La Cina, se da una parte critica fortemente la misura americana, accusando gli Stati Uniti di provocare una guerra commerciale, dall’altra cerca una sponda nell’Unione Europea. Anche il ministro del commercio della Corea del Sud si rivolge all’UE per collaborare contro il provvedimento americano, sottolineando la "struttura miope" e "discriminatoria della legge" che potrebbe colpire i produttori europei e coreani. Tuttavia, il ministro osserva anche come alcune delle proposte dell’UE siano simili all’IRA.

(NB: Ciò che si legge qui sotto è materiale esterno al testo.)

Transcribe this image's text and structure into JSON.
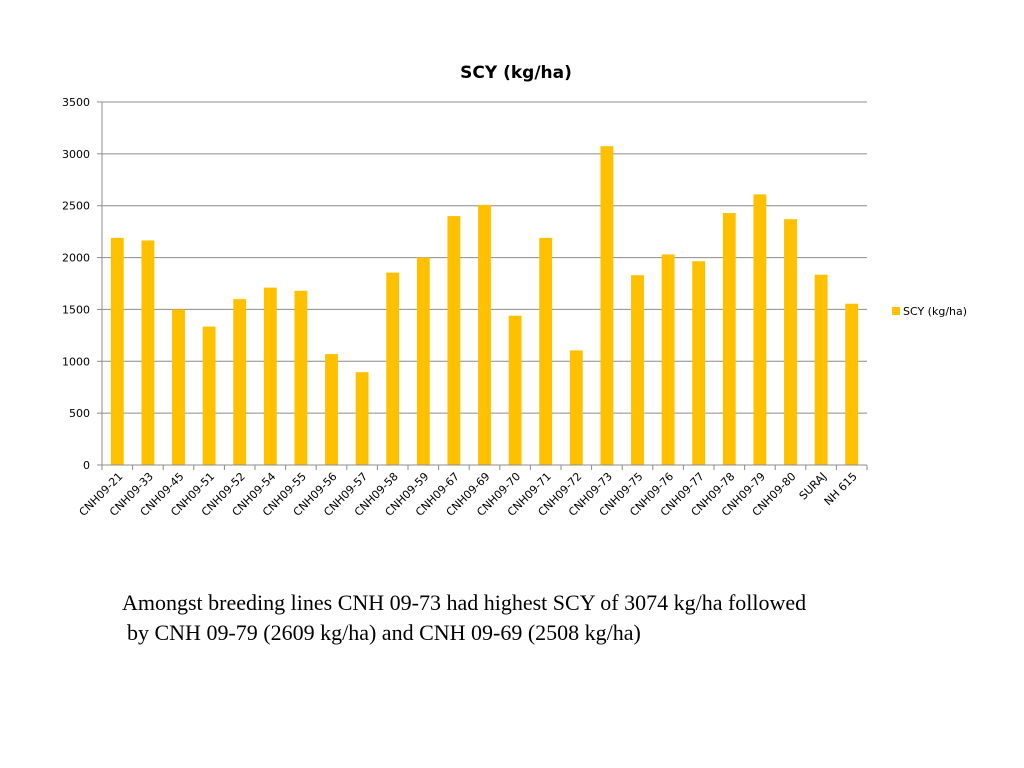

In India la questione non ha suscitato grande attenzione mediatica. Tuttavia, il governo ha risposto con un budget che pone in primo piano la "crescita verde" e le sovvenzioni per la produzione interna di rinnovabili. In un articolo sulla rivista Time, Amitabh Kant, lo sherpa indiano del G20, ha descritto l'IRA come «l’atto più protezionista mai redatto al mondo». Kant ha invitato gli Stati Uniti a ripensare la propria legislazione e a trovare una via d'uscita per i propri partner fidati, inclusa l'India. L'India ricopre l'attuale presidenza del G20 e Kant ha affermato di voler utilizzare il forum per discutere problemi, risolvere divergenze e sviluppare le regole per l’idrogeno verde che l'India vuole esportare nel mondo.

Una NATO della transizione energetica

Nonostante le critiche, gli Stati Uniti hanno difeso l’IRA rassicurando gli alleati e offrendo qualche concessione in occasione di incontri bilaterali, come avvenuto con il presidente Macron. Ma per la maggior parte gli Stati Uniti rimangono irremovibili sul fatto che la legge sia in realtà un enorme vantaggio per altri paesi. L'enorme investimento americano nell'IRA ridurrà il costo della tecnologia dell'energia pulita non solo per gli Stati Uniti ma anche per il resto del mondo. In tal modo, dicono i funzionari americani, gli Stati Uniti stanno pagando il conto dei costi di ricerca e sviluppo dell'energia verde per tutti gli altri.  Ciò che si va prospettando sarebbe insomma una sorta di NATO della transizione energetica.

In questo scenario, rimane incerto quale possa essere l’effetto di questa corsa ai sussidi nella lotta al cambiamento climatico. Secondo l’EU Observer, gli esperti sono divisi tra chi sostiene che questa gara ai sussidi potrebbe tradursi in una corsa al ribasso, poiché le aziende potrebbero minacciare di trasferirsi all'estero a meno che non ricevano sussidi sempre più alti, e chi ritiene invece che il pianeta possa trarre vantaggio da questa competizione verde.